Talk about "perverted"!
Think of those Driver's Ed/Traffic School snuff films like "Alice's Adventures through the Windshield Glass" or "The Decapitation of Larry Leadfoot", with real footage of gruesome crashes intended to scare newbies or offenders straight.
This is exactly the opposite, and plays off the exact opposite premise-- that participants RELISH violence and homicide, and are seduced into reinforcing this malevolent tendency by playing snuff video games!
In the military recruitment plan, "Larry Lightfoot" gets to squeeze a joystick and pop one War Boner after another until he devolves into Sergeant Leadfoot.
Simulators are so lifelike these days that they probably even allow the players to collect little virtual ears and similar souvenirs after the assault-- or gather the bits of blasted "kills" together to pose them in sexually explicit positions.
Just good, clean, state-of-the-art fun for red-blooded patriotic Amerikan kids! I've never felt prouder to be Amerikan.
· Yr Obd't Servant
Does the player get the smell of spilled guts, or hear the groans of the wounded? Does he see the father's face when the child is killed? Does he feel the grasping hand of his best friend as begs for his mother and dies?
Does he see the war contractor relaxing at home with his family by the glistening aqua swimming pool, enjoying cool drinks while all this goes on?
Joe
Philadelphia may close its public library system. Maybe the city will open more of these war playgrounds in the abandoned library buildings.
One thing we can all agree on: the US really has its priorities in order.
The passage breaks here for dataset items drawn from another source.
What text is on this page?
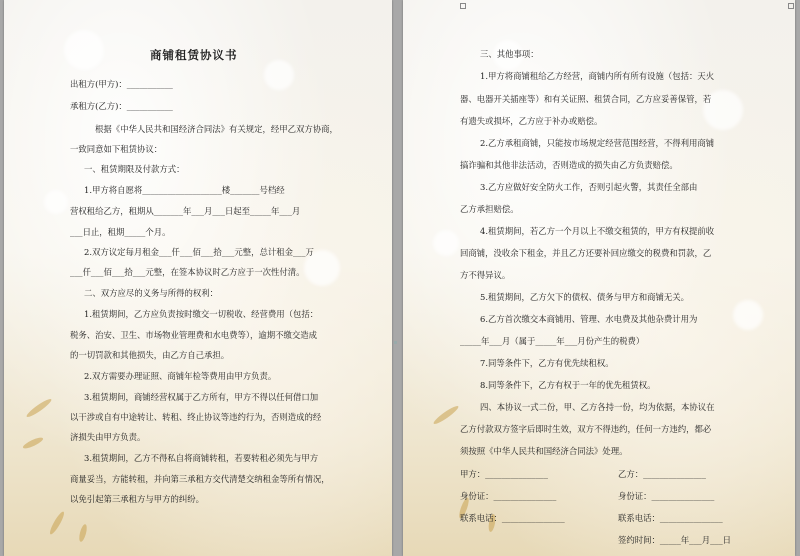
商铺租赁协议书
出租方(甲方)：___________
承租方(乙方)：___________
根据《中华人民共和国经济合同法》有关规定，经甲乙双方协商，
一致同意如下租赁协议：
一、租赁期限及付款方式：
1.甲方将自愿将___________________楼_______号档经
营权租给乙方，租期从_______年___月___日起至_____年___月
___日止，租期_____个月。
2.双方议定每月租金___仟___佰___拾___元整，总计租金___万
___仟___佰___拾___元整，在签本协议时乙方应于一次性付清。
二、双方应尽的义务与所得的权利：
1.租赁期间，乙方应负责按时缴交一切税收、经营费用（包括：
税务、治安、卫生、市场物业管理费和水电费等），逾期不缴交造成
的一切罚款和其他损失，由乙方自己承担。
2.双方需要办理证照、商铺年检等费用由甲方负责。
3.租赁期间，商铺经营权属于乙方所有，甲方不得以任何借口加
以干涉或自有中途转让、转租、终止协议等违约行为，否则造成的经
济损失由甲方负责。
3.租赁期间，乙方不得私自将商铺转租，若要转租必须先与甲方
商量妥当，方能转租，并向第三承租方交代清楚交纳租金等所有情况，
以免引起第三承租方与甲方的纠纷。
三、其他事项：
1.甲方将商铺租给乙方经营，商铺内所有所有设施（包括：天火
器、电器开关插座等）和有关证照、租赁合同，乙方应妥善保管，若
有遗失或损坏，乙方应于补办或赔偿。
2.乙方承租商铺，只能按市场规定经营范围经营，不得利用商铺
搞诈骗和其他非法活动，否则造成的损失由乙方负责赔偿。
3.乙方应做好安全防火工作，否则引起火警，其责任全部由
乙方承担赔偿。
4.租赁期间，若乙方一个月以上不缴交租赁的，甲方有权提前收
回商铺，没收余下租金，并且乙方还要补回应缴交的税费和罚款，乙
方不得异议。
5.租赁期间，乙方欠下的债权、债务与甲方和商铺无关。
6.乙方首次缴交本商铺用、管理、水电费及其他杂费计用为
_____年___月（属于_____年___月份产生的税费）
7.同等条件下，乙方有优先续租权。
8.同等条件下，乙方有权于一年的优先租赁权。
四、本协议一式二份，甲、乙方各持一份，均为依据，本协议在
乙方付款双方签字后即时生效，双方不得违约，任何一方违约，都必
须按照《中华人民共和国经济合同法》处理。
甲方：_______________	乙方：_______________
身份证：_______________	身份证：_______________
联系电话：_______________	联系电话：_______________
签约时间：_____年___月___日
It's all very hard to fathom. But deep thinking has gone the way of all flash.
The only thriving industry in the US - psychopath manufacturing.
This is the pentagon's new draft system. A whole generation of boys obsessed with video war games thinking it's fun! These kids are ripe for the picking and don't have a clue.
I have a nephew who's been warped by all this.
If we took all the globes military budget for 1 year we could fix all the global problems and have enough change to change the world. It's time to stop war and fix things like dismantling the gready multinationals and power brokers
I was there last Saturday. Police were constantly filming us and taking pictures. Wonder, whose album my picture is in...
The local newspaper painted the whole thing as "protesters against veterans". Never mind, we had veterans protesting with us. Got to write a letter to the editor.
So, if showing up with AK47s is legal at a Town Hall mtg, would it be legal at a protest of these simulators? Just curious.